David Starkey made some controversial remarks in an interview a couple of years ago, in which he compared the Atlantic Slave Trade to its Ottoman counterpart. This question is not an appropriate forum in which to assess the rightness or wrongness of Dr Starkey's views more generally, but he made an assertion of fact which I hope this community might be able to test.
To begin with, Dr Starkey makes a number of claims which I think are pretty well-established:
- Around 12 million Africans were transported to the Americas during the Atlantic Slave Trade.
- A comparable number of sub-Saharan Africans - Dr Starkey quotes 20 million, but it's unclear whether this refers to the entire Islamic Slave Trade, or the Ottoman Slave Trade specifically - were transported into the Ottoman Empire over a similar time frame.
- There are a large number of people of African descent in the Americas today, perhaps as many as 100 million.
- There are far fewer people of sub-Saharan African descent in the lands of the former Ottoman Empire. Turkey, the empire's legal successor, only has a few thousand citizens of African descent. Saudi Arabia and Iraq have perhaps 2 million and 1 million citizens of African descent respectively.
(I will leave to one side the former Ottoman provinces in North Africa, which have seen older and deeper influxes of sub-Saharans than Early Modern chattel slavery, e.g. the Twenty-Fifth Dynasty, Sultan Ismail's Black Guard.)
If we accept the above points, we are then forced to ask: Why did the victims of the Ottoman Slave Trade leave so few descendants? Dr Starkey's explanation is that the slave-masters systematically prevented them from multiplying, via the most horrific means, namely:
- They castrated the men.
- Whenever they impregnated any of the women, they would murder the resulting babies.
That Ottoman slave-masters systematically castrated their male slaves is, sadly, beyond any reasonable doubt. Whether castration was practised systematically enough to account for the comparative lack of people of sub-Saharan African descent today is not so clear, but clearly that most cruel form of mutilation was inflicted quite frequently. I have yet to see any evidence, however, for the mass-infanticide that Dr Starkey claims.

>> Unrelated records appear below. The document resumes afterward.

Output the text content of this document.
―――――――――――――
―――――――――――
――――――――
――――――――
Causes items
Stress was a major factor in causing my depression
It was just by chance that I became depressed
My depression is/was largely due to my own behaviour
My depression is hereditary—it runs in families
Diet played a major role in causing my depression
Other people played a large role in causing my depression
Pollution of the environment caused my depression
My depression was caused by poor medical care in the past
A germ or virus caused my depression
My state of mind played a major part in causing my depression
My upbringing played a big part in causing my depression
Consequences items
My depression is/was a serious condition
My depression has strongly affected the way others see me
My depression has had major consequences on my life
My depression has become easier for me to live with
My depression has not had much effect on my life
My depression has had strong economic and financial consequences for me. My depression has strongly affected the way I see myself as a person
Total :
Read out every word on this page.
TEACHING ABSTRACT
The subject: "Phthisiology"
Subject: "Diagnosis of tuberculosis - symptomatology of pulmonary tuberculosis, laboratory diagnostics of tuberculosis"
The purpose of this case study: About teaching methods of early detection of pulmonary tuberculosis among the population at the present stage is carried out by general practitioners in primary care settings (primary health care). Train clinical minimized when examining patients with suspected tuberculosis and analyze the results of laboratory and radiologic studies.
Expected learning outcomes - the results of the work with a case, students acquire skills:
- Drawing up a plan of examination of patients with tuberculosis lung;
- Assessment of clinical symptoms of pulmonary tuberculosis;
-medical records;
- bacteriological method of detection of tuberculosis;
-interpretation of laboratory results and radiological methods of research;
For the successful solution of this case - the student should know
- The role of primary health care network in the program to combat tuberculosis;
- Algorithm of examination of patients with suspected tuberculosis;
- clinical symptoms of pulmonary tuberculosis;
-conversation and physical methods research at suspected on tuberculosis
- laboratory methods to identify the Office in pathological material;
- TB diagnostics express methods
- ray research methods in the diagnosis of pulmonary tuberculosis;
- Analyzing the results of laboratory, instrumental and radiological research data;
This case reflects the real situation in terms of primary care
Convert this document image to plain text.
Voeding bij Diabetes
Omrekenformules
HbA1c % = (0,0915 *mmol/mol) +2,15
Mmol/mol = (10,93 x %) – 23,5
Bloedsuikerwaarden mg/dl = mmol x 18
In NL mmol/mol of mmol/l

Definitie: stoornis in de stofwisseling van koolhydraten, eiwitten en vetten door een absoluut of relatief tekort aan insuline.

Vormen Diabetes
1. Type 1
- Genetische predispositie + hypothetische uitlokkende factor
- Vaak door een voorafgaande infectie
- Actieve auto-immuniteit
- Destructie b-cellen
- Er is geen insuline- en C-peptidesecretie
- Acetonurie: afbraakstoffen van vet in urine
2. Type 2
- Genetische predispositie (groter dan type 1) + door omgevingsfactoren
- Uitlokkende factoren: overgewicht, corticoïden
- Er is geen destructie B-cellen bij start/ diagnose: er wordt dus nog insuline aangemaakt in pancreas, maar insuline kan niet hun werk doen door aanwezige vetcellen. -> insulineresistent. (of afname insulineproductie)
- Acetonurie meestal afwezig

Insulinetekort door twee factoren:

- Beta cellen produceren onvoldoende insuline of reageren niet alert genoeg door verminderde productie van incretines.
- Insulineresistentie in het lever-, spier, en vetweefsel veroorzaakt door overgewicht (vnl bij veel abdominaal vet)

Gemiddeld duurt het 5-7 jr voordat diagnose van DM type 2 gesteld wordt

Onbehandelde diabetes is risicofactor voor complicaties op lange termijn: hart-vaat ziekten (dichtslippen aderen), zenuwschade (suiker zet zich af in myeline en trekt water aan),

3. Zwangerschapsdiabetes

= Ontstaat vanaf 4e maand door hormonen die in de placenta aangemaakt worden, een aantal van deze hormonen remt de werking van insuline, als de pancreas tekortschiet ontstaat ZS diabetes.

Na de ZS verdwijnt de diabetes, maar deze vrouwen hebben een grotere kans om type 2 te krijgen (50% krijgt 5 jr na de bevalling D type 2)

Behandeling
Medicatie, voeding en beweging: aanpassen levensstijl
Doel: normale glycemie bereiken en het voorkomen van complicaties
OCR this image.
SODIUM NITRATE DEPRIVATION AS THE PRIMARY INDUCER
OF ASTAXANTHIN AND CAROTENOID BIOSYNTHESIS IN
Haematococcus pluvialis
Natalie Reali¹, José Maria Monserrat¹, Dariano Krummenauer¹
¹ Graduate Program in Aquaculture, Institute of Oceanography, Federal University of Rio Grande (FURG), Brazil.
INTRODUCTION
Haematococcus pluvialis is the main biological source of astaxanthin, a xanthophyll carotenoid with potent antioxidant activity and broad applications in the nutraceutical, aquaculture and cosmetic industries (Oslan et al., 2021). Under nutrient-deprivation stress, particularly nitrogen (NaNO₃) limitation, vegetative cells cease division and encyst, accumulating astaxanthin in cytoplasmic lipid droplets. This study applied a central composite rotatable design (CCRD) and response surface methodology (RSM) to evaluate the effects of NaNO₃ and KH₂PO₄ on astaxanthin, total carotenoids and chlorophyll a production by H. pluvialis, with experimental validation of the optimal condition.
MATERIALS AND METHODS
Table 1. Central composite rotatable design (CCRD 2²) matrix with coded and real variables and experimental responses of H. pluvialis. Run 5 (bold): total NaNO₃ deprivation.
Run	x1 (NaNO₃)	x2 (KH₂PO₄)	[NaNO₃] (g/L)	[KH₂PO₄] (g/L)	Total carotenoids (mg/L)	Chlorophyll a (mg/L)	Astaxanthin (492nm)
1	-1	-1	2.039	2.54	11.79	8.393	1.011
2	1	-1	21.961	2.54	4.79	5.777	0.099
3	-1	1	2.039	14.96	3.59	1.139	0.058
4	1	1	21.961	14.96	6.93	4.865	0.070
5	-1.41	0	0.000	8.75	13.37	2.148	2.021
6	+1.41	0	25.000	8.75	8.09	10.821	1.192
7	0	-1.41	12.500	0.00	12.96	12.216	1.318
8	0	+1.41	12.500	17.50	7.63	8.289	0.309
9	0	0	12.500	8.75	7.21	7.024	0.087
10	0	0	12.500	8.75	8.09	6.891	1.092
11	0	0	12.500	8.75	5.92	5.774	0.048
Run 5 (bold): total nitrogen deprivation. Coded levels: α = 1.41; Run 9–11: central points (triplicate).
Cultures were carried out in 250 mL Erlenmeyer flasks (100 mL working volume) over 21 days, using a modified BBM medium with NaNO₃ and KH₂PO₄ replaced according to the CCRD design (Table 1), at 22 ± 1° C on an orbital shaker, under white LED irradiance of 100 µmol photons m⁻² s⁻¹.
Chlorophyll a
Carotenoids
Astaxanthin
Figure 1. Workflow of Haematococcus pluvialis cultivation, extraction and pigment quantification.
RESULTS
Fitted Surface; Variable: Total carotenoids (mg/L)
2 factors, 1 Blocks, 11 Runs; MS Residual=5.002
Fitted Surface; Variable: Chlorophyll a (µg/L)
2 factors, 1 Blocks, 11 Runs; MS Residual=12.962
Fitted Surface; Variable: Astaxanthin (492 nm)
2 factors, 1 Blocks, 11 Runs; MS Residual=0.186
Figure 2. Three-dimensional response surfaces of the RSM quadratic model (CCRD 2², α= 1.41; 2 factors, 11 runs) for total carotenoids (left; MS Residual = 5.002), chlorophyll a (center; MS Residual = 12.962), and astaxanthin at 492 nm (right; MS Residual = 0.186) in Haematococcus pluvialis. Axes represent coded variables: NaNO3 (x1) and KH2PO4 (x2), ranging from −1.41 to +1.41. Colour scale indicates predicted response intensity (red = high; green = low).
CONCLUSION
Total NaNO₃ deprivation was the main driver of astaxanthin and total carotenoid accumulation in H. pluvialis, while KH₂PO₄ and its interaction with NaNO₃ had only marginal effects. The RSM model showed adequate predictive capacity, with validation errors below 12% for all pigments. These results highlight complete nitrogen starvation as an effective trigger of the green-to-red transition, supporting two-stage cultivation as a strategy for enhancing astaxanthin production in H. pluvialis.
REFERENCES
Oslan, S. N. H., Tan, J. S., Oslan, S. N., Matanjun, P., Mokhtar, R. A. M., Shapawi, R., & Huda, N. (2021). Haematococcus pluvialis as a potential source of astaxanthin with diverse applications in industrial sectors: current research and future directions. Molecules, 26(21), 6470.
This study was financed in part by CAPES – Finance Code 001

History, for more or less any region of the earth, is pretty blood-soaked. However, it seems unbelievable to me that men would murder their own children - not just one unhinged individual, but thousands of men, systematically, for hundreds of years. Is there any evidence that this in fact did happen in the Ottoman Empire?
The question of what the actual explanation for the lack of people of sub-Saharan African descent in the lands of the former Ottoman Empire today has been asked in this its own question.